Phishing Simulations – Prepare with Realistic Attacks

[fa icon="calendar"] 20-Dec-2017 18:00:00 / by Stephen Burke

Stephen Burke

Phishing Simulations – Cyber Risk Aware

Phishing attacks are quite possibly the most common form of commercial cyber-attack and one which can entirely bypass all the electronic defences you have set up. In 2016, it is estimated that nearly 100,000 phishing attacks targeting companies happened each month, and further, it's an attack type which can be launched at any company regardless of size or prominence.

Phishing is the preferred delivery method for Ransomware and CEO fraud (Business eMail Compromise) attacks and the importance of protecting against these are easily seen from the consequences of the very public WannaCry ransomware attack earlier this year.
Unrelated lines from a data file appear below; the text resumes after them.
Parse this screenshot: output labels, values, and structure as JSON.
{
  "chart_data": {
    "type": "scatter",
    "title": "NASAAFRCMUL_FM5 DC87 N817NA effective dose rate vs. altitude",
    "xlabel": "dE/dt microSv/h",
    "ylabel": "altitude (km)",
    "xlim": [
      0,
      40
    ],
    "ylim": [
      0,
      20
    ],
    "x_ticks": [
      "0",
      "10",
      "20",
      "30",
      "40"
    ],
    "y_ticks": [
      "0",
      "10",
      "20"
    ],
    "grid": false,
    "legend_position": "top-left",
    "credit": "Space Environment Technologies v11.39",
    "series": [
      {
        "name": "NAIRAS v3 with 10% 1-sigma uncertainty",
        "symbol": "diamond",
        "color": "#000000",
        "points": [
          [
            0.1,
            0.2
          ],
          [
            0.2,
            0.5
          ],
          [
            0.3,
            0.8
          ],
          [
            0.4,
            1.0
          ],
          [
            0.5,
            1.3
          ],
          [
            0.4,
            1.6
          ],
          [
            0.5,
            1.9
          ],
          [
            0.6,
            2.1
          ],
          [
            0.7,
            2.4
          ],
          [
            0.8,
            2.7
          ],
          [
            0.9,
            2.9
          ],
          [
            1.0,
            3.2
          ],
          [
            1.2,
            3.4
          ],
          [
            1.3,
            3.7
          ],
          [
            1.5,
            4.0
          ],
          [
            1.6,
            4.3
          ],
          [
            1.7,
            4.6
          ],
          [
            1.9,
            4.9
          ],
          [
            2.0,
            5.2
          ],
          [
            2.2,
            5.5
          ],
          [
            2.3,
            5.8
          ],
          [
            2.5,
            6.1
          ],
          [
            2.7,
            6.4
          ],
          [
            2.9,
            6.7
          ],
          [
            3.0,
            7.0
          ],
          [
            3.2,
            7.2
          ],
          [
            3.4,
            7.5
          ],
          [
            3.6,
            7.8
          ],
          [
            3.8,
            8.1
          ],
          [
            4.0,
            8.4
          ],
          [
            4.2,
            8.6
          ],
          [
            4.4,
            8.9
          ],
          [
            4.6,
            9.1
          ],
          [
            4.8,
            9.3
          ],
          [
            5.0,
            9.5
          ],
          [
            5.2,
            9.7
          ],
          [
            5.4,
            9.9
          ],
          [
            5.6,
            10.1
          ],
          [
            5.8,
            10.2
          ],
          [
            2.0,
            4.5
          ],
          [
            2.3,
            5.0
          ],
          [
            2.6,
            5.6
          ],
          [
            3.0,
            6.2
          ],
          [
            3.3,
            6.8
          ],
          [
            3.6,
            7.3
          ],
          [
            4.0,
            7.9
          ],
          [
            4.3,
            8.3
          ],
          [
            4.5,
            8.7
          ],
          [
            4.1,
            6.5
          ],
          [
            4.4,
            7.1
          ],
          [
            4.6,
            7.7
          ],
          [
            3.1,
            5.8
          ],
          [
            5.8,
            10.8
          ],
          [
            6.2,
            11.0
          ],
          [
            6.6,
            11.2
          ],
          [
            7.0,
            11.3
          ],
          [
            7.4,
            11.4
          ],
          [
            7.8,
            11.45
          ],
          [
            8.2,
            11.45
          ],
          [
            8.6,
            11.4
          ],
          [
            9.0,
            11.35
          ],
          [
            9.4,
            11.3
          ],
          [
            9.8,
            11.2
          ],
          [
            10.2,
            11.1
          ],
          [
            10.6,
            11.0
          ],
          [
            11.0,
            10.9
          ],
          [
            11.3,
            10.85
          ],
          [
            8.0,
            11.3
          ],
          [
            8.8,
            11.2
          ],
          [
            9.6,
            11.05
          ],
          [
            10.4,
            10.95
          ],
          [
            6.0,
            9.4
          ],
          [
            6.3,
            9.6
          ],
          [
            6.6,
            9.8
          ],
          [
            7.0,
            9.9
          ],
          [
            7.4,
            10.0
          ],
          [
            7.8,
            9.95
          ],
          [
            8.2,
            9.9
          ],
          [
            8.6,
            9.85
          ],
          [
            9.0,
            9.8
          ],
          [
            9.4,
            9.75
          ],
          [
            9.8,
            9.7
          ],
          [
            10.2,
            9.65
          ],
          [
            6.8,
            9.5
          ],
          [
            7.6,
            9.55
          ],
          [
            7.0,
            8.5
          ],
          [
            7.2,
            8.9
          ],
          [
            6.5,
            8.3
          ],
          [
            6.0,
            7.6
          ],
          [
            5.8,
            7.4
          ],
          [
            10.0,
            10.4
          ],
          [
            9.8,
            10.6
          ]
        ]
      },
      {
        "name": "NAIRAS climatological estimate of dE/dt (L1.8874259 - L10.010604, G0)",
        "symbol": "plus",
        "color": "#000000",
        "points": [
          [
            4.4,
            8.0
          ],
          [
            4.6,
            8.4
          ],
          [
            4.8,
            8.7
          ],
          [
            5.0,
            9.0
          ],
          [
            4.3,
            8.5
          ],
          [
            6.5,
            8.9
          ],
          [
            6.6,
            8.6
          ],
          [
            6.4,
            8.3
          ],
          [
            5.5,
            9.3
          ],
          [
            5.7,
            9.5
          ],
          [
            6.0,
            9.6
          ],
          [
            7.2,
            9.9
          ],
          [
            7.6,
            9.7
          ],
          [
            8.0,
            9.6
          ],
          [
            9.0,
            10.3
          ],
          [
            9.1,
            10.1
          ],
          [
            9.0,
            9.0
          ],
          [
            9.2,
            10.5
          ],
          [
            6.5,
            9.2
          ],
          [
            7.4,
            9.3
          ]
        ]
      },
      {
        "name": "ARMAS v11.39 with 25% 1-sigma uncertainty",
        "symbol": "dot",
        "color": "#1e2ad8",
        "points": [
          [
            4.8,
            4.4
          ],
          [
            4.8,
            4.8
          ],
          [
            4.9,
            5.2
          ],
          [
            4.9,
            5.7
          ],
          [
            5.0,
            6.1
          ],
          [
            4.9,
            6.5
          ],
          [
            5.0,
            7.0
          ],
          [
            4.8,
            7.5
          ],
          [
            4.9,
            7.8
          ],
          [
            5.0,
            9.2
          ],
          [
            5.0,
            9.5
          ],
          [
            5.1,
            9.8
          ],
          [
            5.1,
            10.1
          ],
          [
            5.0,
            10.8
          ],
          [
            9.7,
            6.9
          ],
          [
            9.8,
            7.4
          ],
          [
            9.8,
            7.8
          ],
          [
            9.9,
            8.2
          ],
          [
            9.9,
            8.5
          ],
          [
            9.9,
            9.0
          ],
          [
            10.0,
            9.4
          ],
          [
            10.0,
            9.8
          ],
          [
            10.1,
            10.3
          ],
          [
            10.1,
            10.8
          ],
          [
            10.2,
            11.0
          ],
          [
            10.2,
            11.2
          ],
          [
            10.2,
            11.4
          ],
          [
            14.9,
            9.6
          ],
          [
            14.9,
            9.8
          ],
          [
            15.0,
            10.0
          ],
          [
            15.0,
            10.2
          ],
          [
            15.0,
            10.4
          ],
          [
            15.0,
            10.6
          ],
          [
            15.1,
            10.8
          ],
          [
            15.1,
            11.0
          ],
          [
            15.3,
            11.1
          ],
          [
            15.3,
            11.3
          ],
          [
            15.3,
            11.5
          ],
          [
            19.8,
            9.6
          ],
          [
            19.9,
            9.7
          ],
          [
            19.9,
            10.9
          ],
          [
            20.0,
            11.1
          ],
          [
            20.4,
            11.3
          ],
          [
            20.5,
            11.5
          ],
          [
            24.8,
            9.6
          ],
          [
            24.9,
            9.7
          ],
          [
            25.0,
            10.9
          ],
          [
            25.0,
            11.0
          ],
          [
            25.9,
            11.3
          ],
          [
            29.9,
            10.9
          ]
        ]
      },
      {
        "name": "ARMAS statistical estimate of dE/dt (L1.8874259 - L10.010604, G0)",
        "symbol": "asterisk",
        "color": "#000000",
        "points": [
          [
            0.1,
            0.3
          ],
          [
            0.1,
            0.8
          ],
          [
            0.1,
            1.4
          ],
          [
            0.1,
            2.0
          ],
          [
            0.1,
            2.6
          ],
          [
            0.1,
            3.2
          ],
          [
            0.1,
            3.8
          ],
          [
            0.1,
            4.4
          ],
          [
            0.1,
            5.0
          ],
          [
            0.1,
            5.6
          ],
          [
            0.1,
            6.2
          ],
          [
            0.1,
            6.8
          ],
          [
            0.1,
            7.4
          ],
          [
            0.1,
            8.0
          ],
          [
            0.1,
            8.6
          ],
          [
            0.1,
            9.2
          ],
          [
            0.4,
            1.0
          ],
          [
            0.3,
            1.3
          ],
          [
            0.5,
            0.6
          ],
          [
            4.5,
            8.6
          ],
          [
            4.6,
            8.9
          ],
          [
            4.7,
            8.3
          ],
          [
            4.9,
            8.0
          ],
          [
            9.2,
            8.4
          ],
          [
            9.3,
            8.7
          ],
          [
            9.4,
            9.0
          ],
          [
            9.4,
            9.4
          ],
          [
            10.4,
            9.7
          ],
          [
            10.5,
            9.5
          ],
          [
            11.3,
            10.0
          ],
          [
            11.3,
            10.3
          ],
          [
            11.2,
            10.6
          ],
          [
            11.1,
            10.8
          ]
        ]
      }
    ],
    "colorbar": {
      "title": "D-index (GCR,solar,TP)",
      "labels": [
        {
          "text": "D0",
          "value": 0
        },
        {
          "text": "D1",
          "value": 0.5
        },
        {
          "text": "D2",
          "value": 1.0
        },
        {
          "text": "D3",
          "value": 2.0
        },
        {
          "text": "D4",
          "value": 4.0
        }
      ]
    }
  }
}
The problem with phishing attacks is that they prey entirely on the potential gullibility of your human workforce. They involve no hidden files or programs; they are simply a form of social engineering designed to try to trick workers into giving up critical pieces of information. If an employee gave up the access numbers for your bank account, or the passwords for your central server, even the most expensive hardware firewall on Earth would be useless.

Fortunately, there is still a tool for defending against phishing attacks: Training. A phishing simulation campaign, either live or software-based, can be the best possible way to increase phishing awareness among your staff and reduce the chances of being harmed by such an attack.

Why Businesses of All Sizes Need a Phishing Simulation Solution

Phishing emails can come in a variety of types, each seeking to exploit different weaknesses in human psychology. As a few examples, they might:

  • - Pose as a security consultant or other outsourced worker who needs access to password/passcodes to complete their business.
  • - Claim that sending a small amount of money someplace will result in more money later. (i.e. the infamous "Nigerian Prince" email)
  • - Specifically, target certain workers and attempt to build confidence by including information relevant to them. This is sometimes also called "spear phishing."
  • - Compromise or otherwise imitate the CEO or other C-level executives, issuing fake orders to give up crucial information or issue payments. This is also called "Whaling," or "CEO Fraud."

Cyber criminals have effectively commercialised their operations making these phishing eMails more professional in appearance and the scams harder to spot. If the employee falls for it, your security is compromised. Worse, due to the nature of email, phishing attempts can be blasted in mass, potentially to your entire company at once. All it takes is one employee falling for the trick.

To prevent this, a phishing simulation campaign can be used for building awareness of phishing attack types. One can test your workforce's ability to recognize phishing attempts, while also verifying they know the proper procedure for reporting such emails. When coupled with assessments and reporting then companies can track and report on how they have reduced the level of human cyber risk in their business.

Protect Yourself

It is possible to hire outside security consultants to conduct such tests. However, such groups also tend to be extremely expensive - particularly for smaller organizations. Fortunately, SaaS based security awareness training platforms are now available and can deliver continuous improvements for a fraction of the cost.

These platforms include a security training capability as well as simulators and are used by IT and/or your own security department. They make it simple to customize fake emails that look like phishing and send them out to employees. Then you learn which workers know how to spot a fraud... and which workers need a new round of training.